Nel 2014 la Banca d’Italia ha ordinato la cessione, entro 30 mesi, della partecipazione di Fininvest in Mediolanum superiore 9,99 % e la sospensione immediata dei diritti di voto inerenti alle azioni corrispondenti. L’adozione di tale misura era motivata dal fatto che Silvio Berlusconi era stato dichiarato colpevole di frode fiscale (la riabilitazione di Berlusconi è avvenuta nel 2018) e, di conseguenza, non soddisfaceva più il requisito di onorabilità al quale è subordinata la detenzione di una partecipazione qualificata. La decisione della Banca è stata annullata dal Consiglio di Stato italiano il 3 marzo 2016. Nel frattempo, nel 2015 la Mediolanum è stata incorporata dalla sua società figlia Banca Mediolanum. A seguito di tale assorbimento e della decisione del Consiglio di Stato, la Banca d’Italia e la BCE hanno ritenuto che Silvio Berlusconi e la Fininvest avessero acquisito una partecipazione qualificata nel capitale di Banca Mediolanum. Orbene, il diritto dell’Unione prevede che una siffatta acquisizione debba essere preceduta da una notifica ed essere oggetto di una valutazione da parte dell’autorità nazionale competente, che trasmette successivamente alla BCE una proposta di decisione. Spetta poi alla BCE opporsi o meno all’acquisizione della partecipazione qualificata. Interpellata dalla Banca d’Italia, la BCE si opponeva all’acquisizione di una partecipazione qualificata di Silvio Berlusconi in Banca Mediolanum in mancanza del requisito dell’onorabilità. Il ricorso di Silvio Berlusconi e della Fininvest per ottenere l’annullamento di tale decisione della BCE è stato respinto dal Tribunale dell’Unione.

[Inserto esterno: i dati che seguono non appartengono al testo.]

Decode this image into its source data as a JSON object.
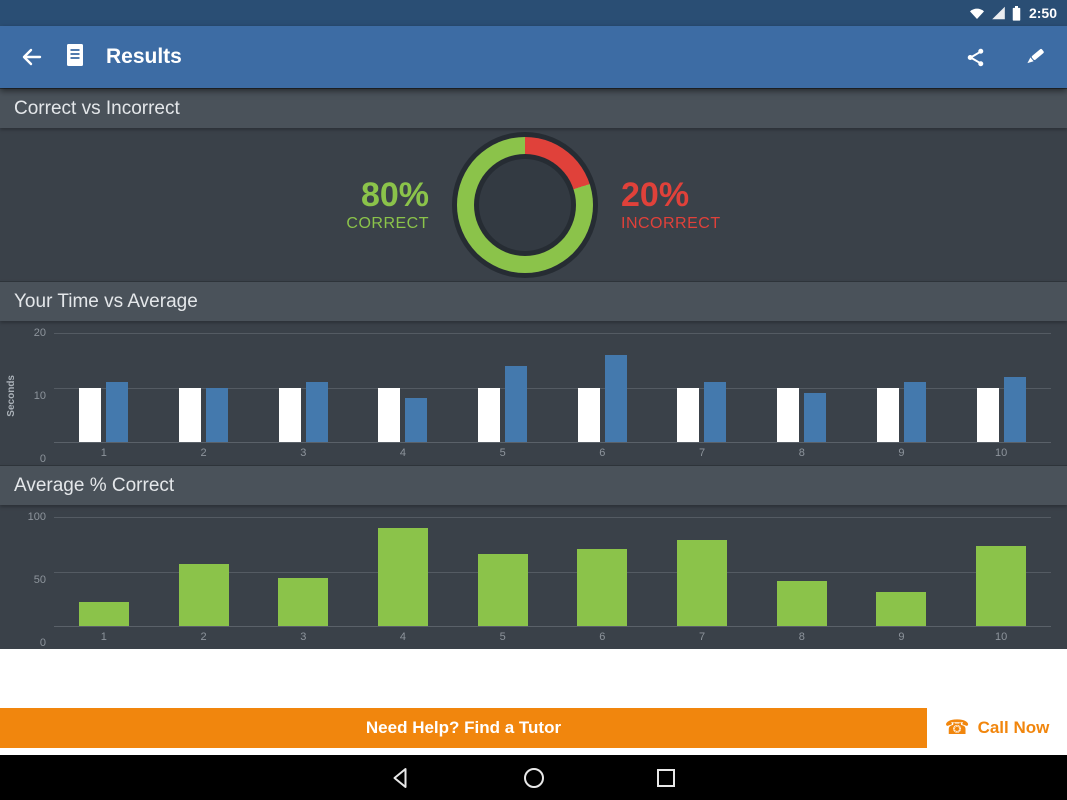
{
  "status_bar": {
    "time": "2:50"
  },
  "app_bar": {
    "title": "Results"
  },
  "section_headers": {
    "donut": "Correct vs Incorrect",
    "time": "Your Time vs Average",
    "pct": "Average % Correct"
  },
  "results": {
    "correct_pct": "80%",
    "correct_label": "CORRECT",
    "incorrect_pct": "20%",
    "incorrect_label": "INCORRECT"
  },
  "chart_data": [
    {
      "type": "pie",
      "title": "Correct vs Incorrect",
      "donut": true,
      "slices": [
        {
          "label": "CORRECT",
          "value": 80,
          "color": "#8bc34a"
        },
        {
          "label": "INCORRECT",
          "value": 20,
          "color": "#e0413a"
        }
      ]
    },
    {
      "type": "bar",
      "title": "Your Time vs Average",
      "xlabel": "",
      "ylabel": "Seconds",
      "ylim": [
        0,
        20
      ],
      "yticks": [
        0,
        10,
        20
      ],
      "grid": true,
      "legend_position": "none",
      "categories": [
        "1",
        "2",
        "3",
        "4",
        "5",
        "6",
        "7",
        "8",
        "9",
        "10"
      ],
      "series": [
        {
          "name": "Your Time",
          "color": "#ffffff",
          "values": [
            10,
            10,
            10,
            10,
            10,
            10,
            10,
            10,
            10,
            10
          ]
        },
        {
          "name": "Average",
          "color": "#4479ad",
          "values": [
            11,
            10,
            11,
            8,
            14,
            16,
            11,
            9,
            11,
            12
          ]
        }
      ]
    },
    {
      "type": "bar",
      "title": "Average % Correct",
      "xlabel": "",
      "ylabel": "",
      "ylim": [
        0,
        100
      ],
      "yticks": [
        0,
        50,
        100
      ],
      "grid": true,
      "legend_position": "none",
      "categories": [
        "1",
        "2",
        "3",
        "4",
        "5",
        "6",
        "7",
        "8",
        "9",
        "10"
      ],
      "values": [
        22,
        57,
        44,
        90,
        66,
        71,
        79,
        41,
        31,
        73
      ],
      "color": "#8bc34a"
    }
  ],
  "footer": {
    "tutor_label": "Need Help? Find a Tutor",
    "call_glyph": "☎",
    "call_label": "Call Now"
  },
  "colors": {
    "accent_orange": "#f1860d",
    "correct_green": "#8bc34a",
    "incorrect_red": "#e0413a",
    "average_blue": "#4479ad",
    "app_bar_blue": "#3d6ca4"
  }
}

Su impugnazione di Fininvest e degli aventi causa di Silvio Berlusconi, la Corte di Giustizia ha annullato sia la sentenza del Tribunale dell’Unione che la decisione della BCE. Secondo la Corte,  non si poteva ritenere che Silvio Berlusconi avesse acquisito una partecipazione qualificata nel 2016, avendo egli soltanto conservato una partecipazione qualificata acquisita ben prima, a una data in cui le disposizioni di diritto dell’Unione applicate dalla BCE non erano ancora state recepite nell’ordinamento italiano. Poiché tali disposizioni sono prive di efficacia retroattiva, la BCE non poteva legittimamente opporsi alla detenzione di una partecipazione qualificata in Banca Mediolanum da parte di Silvio Berlusconi.